Image for Cleansing for the dosha

Cleansing for the dosha

We are all familiar with feeling under par, usually after we’ve been overdoing it: eating too much, drinking too much, doing too much. In addition, our systems can become ‘clogged up’ with environmental pollutants, media overload or life in general. When this occurs, we need to cleanse and refresh ourselves to feel balanced. We wash our hands and face every day, and this helps us to feel revitalised: think how renewed you feel after a warm bath.

Just as our skin needs regular cleansing, so do our insides. If we don’t, 'toxins' accumulate – known in Ayurveda as ama – and we get ill. Because we cannot scrub our inner body clean we need to learn a few skills to help cleanse our tissues, organs as well as our mind - to learn how to help our body do what it does best.

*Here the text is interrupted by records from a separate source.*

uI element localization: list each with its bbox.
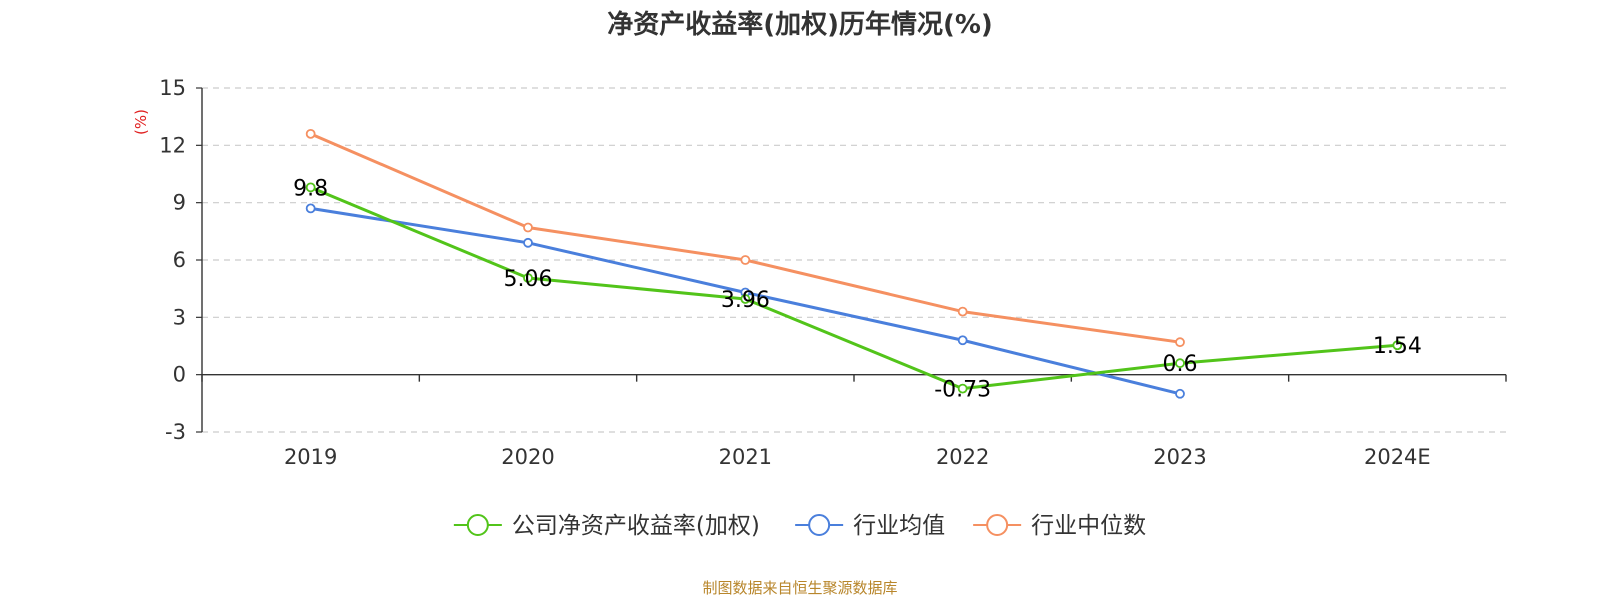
y-axis-label: (%) bbox=[132, 109, 150, 135]
chart-title: 净资产收益率(加权)历年情况(%) bbox=[607, 10, 993, 40]
data-label: 5.06 bbox=[504, 267, 553, 292]
series-line bbox=[310, 185, 1398, 391]
data-point bbox=[957, 335, 968, 346]
data-point bbox=[740, 294, 751, 304]
data-point bbox=[523, 273, 533, 283]
legend: 公司净资产收益率(加权) 行业均值 行业中位数 bbox=[453, 513, 1146, 539]
data-label: 1.54 bbox=[1373, 334, 1422, 359]
data-label: 9.8 bbox=[293, 176, 328, 201]
data-point bbox=[523, 237, 533, 248]
legend-label: 公司净资产收益率(加权) bbox=[512, 513, 760, 539]
y-tick-label: 6 bbox=[173, 248, 186, 272]
y-tick-label: 15 bbox=[159, 76, 186, 100]
data-point bbox=[305, 182, 316, 193]
x-tick-label: 2022 bbox=[936, 445, 989, 469]
data-point bbox=[1175, 358, 1185, 369]
legend-label: 行业中位数 bbox=[1031, 513, 1146, 539]
data-point bbox=[1175, 337, 1185, 348]
legend-symbol bbox=[986, 514, 1009, 536]
data-point bbox=[305, 128, 316, 139]
legend-symbol bbox=[808, 514, 831, 536]
x-tick-label: 2019 bbox=[284, 445, 337, 469]
x-tick-label: 2021 bbox=[719, 445, 772, 469]
data-labels: 9.8 5.06 3.96 -0.73 0.6 1.54 bbox=[293, 176, 1422, 402]
y-tick-label: 3 bbox=[173, 305, 186, 329]
data-point bbox=[957, 383, 968, 394]
data-point bbox=[957, 306, 968, 317]
data-point bbox=[523, 222, 533, 233]
series-group bbox=[305, 128, 1403, 399]
data-point bbox=[305, 203, 316, 214]
legend-label: 行业均值 bbox=[853, 513, 945, 539]
x-tick-label: 2020 bbox=[501, 445, 554, 469]
source-note: 制图数据来自恒生聚源数据库 bbox=[702, 579, 898, 597]
y-tick-label: -3 bbox=[165, 420, 186, 444]
x-tick-label: 2023 bbox=[1153, 445, 1206, 469]
data-point bbox=[1392, 340, 1403, 351]
y-tick-label: 9 bbox=[173, 191, 186, 215]
y-tick-label: 12 bbox=[159, 133, 186, 157]
data-label: 3.96 bbox=[721, 288, 770, 313]
y-tick-label: 0 bbox=[173, 363, 186, 387]
data-point bbox=[1175, 388, 1185, 399]
data-label: -0.73 bbox=[934, 378, 991, 403]
data-point bbox=[740, 255, 751, 265]
legend-symbol bbox=[466, 514, 489, 536]
x-tick-label: 2024E bbox=[1364, 445, 1431, 469]
axes: 15 12 9 6 3 0 -3 2019 2020 2021 2022 2023 2024E bbox=[159, 76, 1507, 469]
data-label: 0.6 bbox=[1163, 352, 1198, 377]
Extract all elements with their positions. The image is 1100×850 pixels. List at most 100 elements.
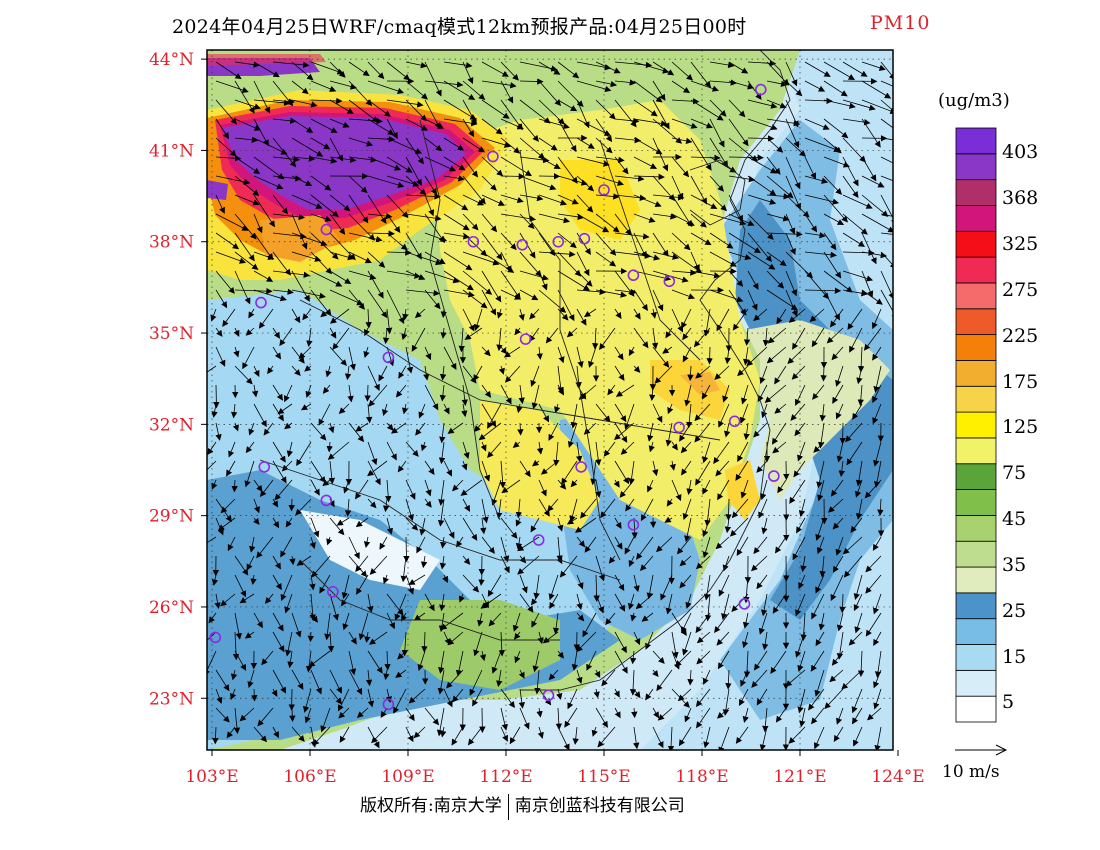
- wind-arrow: [669, 460, 676, 471]
- wind-arrow: [443, 99, 477, 120]
- wind-arrow: [679, 555, 692, 567]
- wind-arrow: [272, 555, 281, 570]
- wind-arrow: [690, 175, 708, 205]
- wind-arrow: [633, 308, 641, 320]
- wind-arrow: [728, 154, 764, 161]
- wind-arrow: [861, 232, 877, 265]
- wind-arrow: [386, 517, 393, 535]
- wind-arrow: [873, 441, 882, 467]
- wind-arrow: [367, 441, 378, 466]
- wind-arrow: [250, 574, 257, 586]
- wind-arrow: [652, 460, 659, 477]
- legend-swatch: [955, 463, 997, 490]
- wind-arrow: [566, 327, 578, 338]
- wind-arrow: [369, 555, 388, 575]
- wind-arrow: [702, 517, 711, 538]
- wind-arrow: [309, 536, 316, 550]
- wind-arrow: [557, 80, 584, 107]
- wind-arrow: [481, 99, 510, 119]
- wind-arrow: [515, 517, 522, 527]
- wind-arrow: [329, 270, 352, 285]
- wind-arrow: [307, 631, 314, 643]
- wind-arrow: [681, 308, 692, 329]
- wind-arrow: [500, 118, 524, 130]
- wind-arrow: [367, 289, 388, 319]
- wind-arrow: [671, 308, 684, 333]
- wind-arrow: [694, 403, 711, 422]
- wind-arrow: [462, 289, 488, 309]
- wind-arrow: [599, 327, 616, 351]
- wind-arrow: [248, 308, 255, 319]
- wind-arrow: [764, 384, 787, 403]
- wind-arrow: [424, 80, 464, 88]
- wind-arrow: [792, 536, 806, 561]
- wind-arrow: [538, 80, 562, 107]
- wind-arrow: [595, 156, 625, 163]
- wind-arrow: [439, 593, 446, 612]
- wind-arrow: [344, 365, 352, 381]
- wind-arrow: [595, 61, 621, 74]
- wind-arrow: [861, 213, 893, 233]
- wind-arrow: [785, 137, 806, 157]
- wind-arrow: [703, 574, 711, 601]
- legend-swatch: [955, 334, 997, 361]
- wind-arrow: [679, 574, 692, 589]
- wind-arrow: [861, 194, 889, 217]
- wind-arrow: [676, 536, 692, 555]
- wind-arrow: [695, 460, 711, 486]
- wind-arrow: [272, 251, 291, 276]
- wind-arrow: [355, 422, 369, 432]
- wind-arrow: [460, 479, 483, 496]
- wind-arrow: [311, 555, 331, 578]
- wind-arrow: [861, 61, 886, 71]
- wind-arrow: [291, 365, 301, 377]
- legend-label: 45: [1002, 508, 1026, 530]
- wind-arrow: [574, 517, 597, 533]
- wind-arrow: [318, 403, 331, 426]
- wind-arrow: [872, 384, 882, 404]
- wind-arrow: [328, 422, 335, 434]
- wind-arrow: [456, 536, 464, 548]
- wind-arrow: [329, 156, 357, 163]
- wind-arrow: [214, 593, 221, 610]
- wind-arrow: [880, 80, 893, 87]
- wind-arrow: [481, 80, 517, 89]
- wind-arrow: [576, 593, 583, 611]
- wind-arrow: [576, 137, 595, 149]
- wind-arrow: [462, 270, 493, 295]
- wind-arrow: [584, 536, 597, 553]
- wind-arrow: [329, 194, 351, 212]
- wind-arrow: [424, 346, 432, 361]
- wind-arrow: [442, 574, 448, 583]
- wind-arrow: [413, 612, 426, 621]
- wind-arrow: [635, 593, 654, 610]
- wind-arrow: [624, 536, 635, 555]
- wind-arrow: [728, 175, 756, 183]
- wind-arrow: [491, 479, 502, 506]
- wind-arrow: [480, 517, 487, 535]
- wind-arrow: [559, 555, 578, 578]
- wind-arrow: [728, 99, 746, 118]
- wind-arrow: [747, 156, 778, 174]
- wind-arrow: [549, 593, 559, 610]
- wind-arrow: [481, 536, 495, 554]
- wind-arrow: [443, 80, 476, 101]
- wind-arrow: [496, 327, 503, 352]
- wind-arrow: [595, 289, 628, 298]
- wind-arrow: [424, 289, 441, 310]
- wind-arrow: [861, 270, 874, 298]
- wind-arrow: [832, 384, 844, 404]
- wind-scale-label: 10 m/s: [942, 762, 1000, 782]
- wind-arrow: [310, 194, 339, 218]
- wind-arrow: [785, 213, 796, 235]
- wind-arrow: [517, 555, 540, 575]
- wind-arrow: [386, 118, 398, 140]
- wind-arrow: [852, 403, 863, 420]
- wind-arrow: [709, 251, 737, 267]
- legend-label: 403: [1002, 141, 1038, 163]
- wind-arrow: [487, 441, 502, 458]
- wind-arrow: [215, 80, 249, 94]
- wind-arrow: [386, 175, 420, 187]
- wind-arrow: [863, 327, 882, 351]
- wind-arrow: [743, 574, 750, 604]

Understanding your Ayurvedic body type, or dosha, can really help you to determine what type of cleanse will be of most benefit for you and will actually leave you feeling good. In Ayurveda, there are three different body types or constitutions known as ‘dosha’: Kapha, Pitta and Vata which can be defined by particular patterns of behaviour and physical characteristics.


Here is a little insight into what types of cleansing regimes are most suited to each dosha.

Vata naturally has difficulty holding onto energy and need to be cautious when cleansing. A short cleanse of one to three days with simple nourishing foods such as rice and mung-beans will help calm the mind and rekindle the digestive fire without weakening the body.

Pitta types have boundless energy but can be hot and fiery. They can benefit from vegetable and fruit juicing they are better at processing raw and cooler foodstuffs. It’s also important that they try and rest (even if they don’t want to).

Kapha types can tolerate more prolonged cleanses as they are excellent stores of energy. Including warmth and spice into the diet will boost the normally sluggish kapha metabolism and help them begin to burn off excess toxicity.

Pointers that are helpful for all three doshas would be to keep diets simple; vegetable-based and dairy-free as well as reducing or cutting out caffeine and alcohol. Keep exercise to a minimum and remember not to overdo it as your body will be working harder than usual during a cleanse.

What makes Ayurveda’s approach to cleansing unique is that rather than promoting one approach to suit all; it recognises us all as individuals. Understanding your dosha, or mind body types, can be really helpful in working out which cleansing approach is best for you.

Remember, we’re all a mixture of the three doshas so we’ll show characteristics of each but one or two will tend to dominate. If two doshas are dominant for you, you can read both articles or be guided by the seasons. For example, vata is more likely to get aggravated when the seasons change in spring and autumn, pitta dosha in summer and kapha dosha is late winter and early spring. So take extra care to balance these doshas at these times of the year.